For a Medical Provider in Pennsylvania, “Sorry” is no Longer the Hardest Word

By: Scott M. Russ, Esq.

If your carrier insures medical and/or nursing home providers in Pennsylvania, please take note that Benevolent Gesture Medical Professional Liability Act, recently signed into law by Governor Tom Corbett and to take effect at the end of 2013, will allow a medical provider in that state to apologize for a bad or negative outcome resulting in pain, discomfort, suffering, injury or death, without fear of such an apology being used as an admission and/or evidence of liability within the context of a medical or nursing home malpractice lawsuit.  This Act will apply to any “benevolent gesture,” such as any action, conduct, statement or gesture, that conveys a sense of apology, condolence, explanation, compassion or commiseration made by or on the part of any physician, certified nurse midwife, podiatrist, hospital, nursing home or birth center by any officer, employee or agent acting in the course of his, her or their employment that is made to a patient or resident or either’s relative (including spouses, parents, siblings or in-law relations).  However, an exception to this Act exists as to any communication, including excited utterances, which includes a statement of negligence or fault as to an accident or event.
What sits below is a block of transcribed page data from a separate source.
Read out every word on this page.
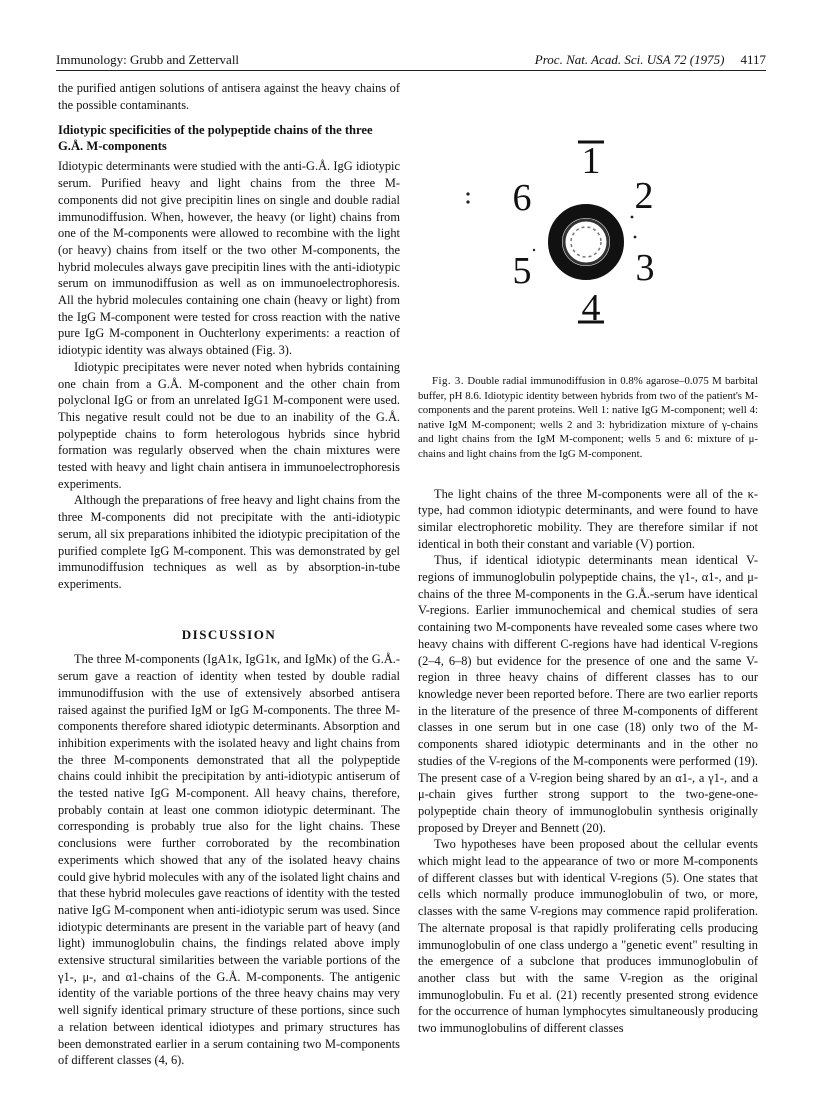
Immunology: Grubb and Zettervall	Proc. Nat. Acad. Sci. USA 72 (1975) 4117

the purified antigen solutions of antisera against the heavy chains of the possible contaminants.

Idiotypic specificities of the polypeptide chains of the three G.Å. M-components

Idiotypic determinants were studied with the anti-G.Å. IgG idiotypic serum. Purified heavy and light chains from the three M-components did not give precipitin lines on single and double radial immunodiffusion. When, however, the heavy (or light) chains from one of the M-components were allowed to recombine with the light (or heavy) chains from itself or the two other M-components, the hybrid molecules always gave precipitin lines with the anti-idiotypic serum on immunodiffusion as well as on immunoelectrophoresis. All the hybrid molecules containing one chain (heavy or light) from the IgG M-component were tested for cross reaction with the native pure IgG M-component in Ouchterlony experiments: a reaction of idiotypic identity was always obtained (Fig. 3).

Idiotypic precipitates were never noted when hybrids containing one chain from a G.Å. M-component and the other chain from polyclonal IgG or from an unrelated IgG1 M-component were used. This negative result could not be due to an inability of the G.Å. polypeptide chains to form heterologous hybrids since hybrid formation was regularly observed when the chain mixtures were tested with heavy and light chain antisera in immunoelectrophoresis experiments.

Although the preparations of free heavy and light chains from the three M-components did not precipitate with the anti-idiotypic serum, all six preparations inhibited the idiotypic precipitation of the purified complete IgG M-component. This was demonstrated by gel immunodiffusion techniques as well as by absorption-in-tube experiments.

DISCUSSION

The three M-components (IgA1κ, IgG1κ, and IgMκ) of the G.Å.-serum gave a reaction of identity when tested by double radial immunodiffusion with the use of extensively absorbed antisera raised against the purified IgM or IgG M-components. The three M-components therefore shared idiotypic determinants. Absorption and inhibition experiments with the isolated heavy and light chains from the three M-components demonstrated that all the polypeptide chains could inhibit the precipitation by anti-idiotypic antiserum of the tested native IgG M-component. All heavy chains, therefore, probably contain at least one common idiotypic determinant. The corresponding is probably true also for the light chains. These conclusions were further corroborated by the recombination experiments which showed that any of the isolated heavy chains could give hybrid molecules with any of the isolated light chains and that these hybrid molecules gave reactions of identity with the tested native IgG M-component when anti-idiotypic serum was used. Since idiotypic determinants are present in the variable part of heavy (and light) immunoglobulin chains, the findings related above imply extensive structural similarities between the variable portions of the γ1-, μ-, and α1-chains of the G.Å. M-components. The antigenic identity of the variable portions of the three heavy chains may very well signify identical primary structure of these portions, since such a relation between identical idiotypes and primary structures has been demonstrated earlier in a serum containing two M-components of different classes (4, 6).

1
2
3
4
5
6

Fig. 3. Double radial immunodiffusion in 0.8% agarose–0.075 M barbital buffer, pH 8.6. Idiotypic identity between hybrids from two of the patient's M-components and the parent proteins. Well 1: native IgG M-component; well 4: native IgM M-component; wells 2 and 3: hybridization mixture of γ-chains and light chains from the IgM M-component; wells 5 and 6: mixture of μ-chains and light chains from the IgG M-component.

The light chains of the three M-components were all of the κ-type, had common idiotypic determinants, and were found to have similar electrophoretic mobility. They are therefore similar if not identical in both their constant and variable (V) portion.

Thus, if identical idiotypic determinants mean identical V-regions of immunoglobulin polypeptide chains, the γ1-, α1-, and μ-chains of the three M-components in the G.Å.-serum have identical V-regions. Earlier immunochemical and chemical studies of sera containing two M-components have revealed some cases where two heavy chains with different C-regions have had identical V-regions (2–4, 6–8) but evidence for the presence of one and the same V-region in three heavy chains of different classes has to our knowledge never been reported before. There are two earlier reports in the literature of the presence of three M-components of different classes in one serum but in one case (18) only two of the M-components shared idiotypic determinants and in the other no studies of the V-regions of the M-components were performed (19). The present case of a V-region being shared by an α1-, a γ1-, and a μ-chain gives further strong support to the two-gene-one-polypeptide chain theory of immunoglobulin synthesis originally proposed by Dreyer and Bennett (20).

Two hypotheses have been proposed about the cellular events which might lead to the appearance of two or more M-components of different classes but with identical V-regions (5). One states that cells which normally produce immunoglobulin of two, or more, classes with the same V-regions may commence rapid proliferation. The alternate proposal is that rapidly proliferating cells producing immunoglobulin of one class undergo a "genetic event" resulting in the emergence of a subclone that produces immunoglobulin of another class but with the same V-region as the original immunoglobulin. Fu et al. (21) recently presented strong evidence for the occurrence of human lymphocytes simultaneously producing two immunoglobulins of different classes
While the new law will not eliminate liability on the part of medical professionals or otherwise prevent medical malpractice lawsuits, it will likely reduce the number of such lawsuits filed, as research has indicated that at least some patients and families would not have filed had they been given a timely explanation along with an apology for an unexpected outcome.  Going forward, insurance carriers which underwrite medical and/or nursing home malpractice policies in the Commonwealth, should be cognizant that, while this law will undoubtedly make their policyholders more at ease in expressing sympathy for a negative outcome to a patient and/or patient’s relatives, in hopes of avoiding litigation, the carriers should remain concerned that an ill-expressed statement of negligence or fault is otherwise still admissible as evidence of liability within the context of such a malpractice lawsuit.  Thus, while “sorry” is no longer the hardest word, other words such as “negligence” and “fault” still are.  A brief discussion about this law between carriers and their health care and/or nursing home policyholders will ensure that any apology made as allowed by this law will be carefully crafted, expressed and otherwise can’t be used against the policyholder during malpractice litigation.